Hartmut Mehdorn lädt die Gewerkschaften im Tarifstreit zu neuen Gesprächen ein – und warnt davor, den Konzern zu beschädigen

Berlin - Bahn-Chef Hartmut Mehdorn hat die Gewerkschaften vor hohen Schäden für das Unternehmen und vor dem Verlust von Arbeitsplätzen durch den Tarifstreit gewarnt. Pro Tag erleide der Konzern durch die Streiks Verluste „in zweistelliger Millionenhöhe“, sagte er am Dienstag in Berlin. Die Forderungen der Gewerkschaften bezeichnete er als „irrwitzig und nie zu erfüllen“. Zugleich lud er die Arbeitnehmervertreter zu neuen Gesprächen ein.

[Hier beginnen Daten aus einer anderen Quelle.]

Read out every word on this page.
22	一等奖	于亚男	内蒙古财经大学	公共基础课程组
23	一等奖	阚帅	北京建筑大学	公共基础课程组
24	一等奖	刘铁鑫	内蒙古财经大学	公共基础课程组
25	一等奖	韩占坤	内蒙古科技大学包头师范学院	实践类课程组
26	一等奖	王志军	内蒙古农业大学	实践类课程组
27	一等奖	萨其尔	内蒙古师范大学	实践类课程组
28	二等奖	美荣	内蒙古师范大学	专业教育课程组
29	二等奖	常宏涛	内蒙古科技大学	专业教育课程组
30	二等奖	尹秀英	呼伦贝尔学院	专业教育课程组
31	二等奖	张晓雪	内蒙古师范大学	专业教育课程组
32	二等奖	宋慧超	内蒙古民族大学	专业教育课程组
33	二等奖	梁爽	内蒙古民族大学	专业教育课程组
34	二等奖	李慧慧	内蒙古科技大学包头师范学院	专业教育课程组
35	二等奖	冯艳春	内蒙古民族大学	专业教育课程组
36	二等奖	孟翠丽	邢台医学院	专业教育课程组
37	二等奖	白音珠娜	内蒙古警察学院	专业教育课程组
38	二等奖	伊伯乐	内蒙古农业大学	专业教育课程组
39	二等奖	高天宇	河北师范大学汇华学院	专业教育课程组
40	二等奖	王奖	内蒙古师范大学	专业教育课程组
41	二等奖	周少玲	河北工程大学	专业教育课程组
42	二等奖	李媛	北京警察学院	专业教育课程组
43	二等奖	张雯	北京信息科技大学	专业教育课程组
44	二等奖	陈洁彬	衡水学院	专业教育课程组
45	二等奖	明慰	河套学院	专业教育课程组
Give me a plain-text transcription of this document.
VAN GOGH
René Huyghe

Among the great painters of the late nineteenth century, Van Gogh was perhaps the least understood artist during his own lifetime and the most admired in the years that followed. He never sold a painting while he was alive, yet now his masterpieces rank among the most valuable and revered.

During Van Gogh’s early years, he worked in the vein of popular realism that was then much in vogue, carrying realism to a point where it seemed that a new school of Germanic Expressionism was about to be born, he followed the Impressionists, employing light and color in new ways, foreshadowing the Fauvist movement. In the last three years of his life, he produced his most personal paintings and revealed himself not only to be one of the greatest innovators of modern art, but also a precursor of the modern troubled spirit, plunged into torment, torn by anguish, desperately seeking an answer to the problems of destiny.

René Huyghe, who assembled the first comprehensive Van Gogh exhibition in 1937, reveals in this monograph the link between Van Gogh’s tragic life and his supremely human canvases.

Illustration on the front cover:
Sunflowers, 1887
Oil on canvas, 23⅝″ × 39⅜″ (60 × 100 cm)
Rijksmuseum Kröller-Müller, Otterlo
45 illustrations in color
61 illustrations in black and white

Die Bahn wolle „schnell wieder in den geregelten Verkehr zurückkommen“ und die Streiks beenden, sagte Mehdorn. Ein neues Angebot versprach er nicht, sagte aber: „Wer verhandelt, sucht Kompromisse.“ Mit Transnet und GDBA verhandelt Bahn bei einem Spitzengespräch am heutigen Mittwoch, mit der Lokführergewerkschaft GDL am Donnerstag. „Wir sind zu Gesprächen bereit, die dazu dienen, eine weitere Eskalation des Tarifkonflikts zu vermeiden“, sagte der Transnet-Vorsitzende Norbert Hansen. Der Bahn-Vorstand habe die Warnungen offensichtlich verstanden, sagte GDBA- Chef Klaus-Dieter Hommel.

Transnet und GDBA kündigten aber weitere Maßnahmen für Mittwoch an. Der Schwerpunkt werde in Hessen liegen, aber auch die Regionen Stralsund, Halle/Saale, Hannover, Braunschweig und Nürnberg werde es treffen. Die GDL erklärte, bis zum Gespräch mit der Bahnführung wolle man nichts unternehmen. Am Dienstag hatte sie für bundesweiten Stillstand im Bahnverkehr gesorgt. Im weiteren Tagesverlauf traten Werkstattkräfte, Servicepersonal, Fahrkartenverkäufer und Zugbegleiter in den Ausstand, wodurch es erneut Verspätungen gab. Die Bahn erklärte, in den großen Hauptbahnhöfen bewege sich nichts mehr.

Mehdorn warf den Gewerkschaften Aggressivität vor. Der Bahn entgehe eine Menge Geld, anders als die Industrie könne sie Aufträge nicht nacharbeiten. Offenbar solle der Konzern vorsätzlich geschädigt werden. In einer solch frühen Phase der Verhandlungen seien die Warnstreiks „völlig unverständlich und inakzeptabel“. Als einziges Großunternehmen biete die Bahn eine Beschäftigungsgarantie. Mehdorn räumte zwar ein, die Angestellten seien „keine Hochverdiener“. Im Vergleich zu anderen Branchen sehe er sie aber „nicht benachteiligt“.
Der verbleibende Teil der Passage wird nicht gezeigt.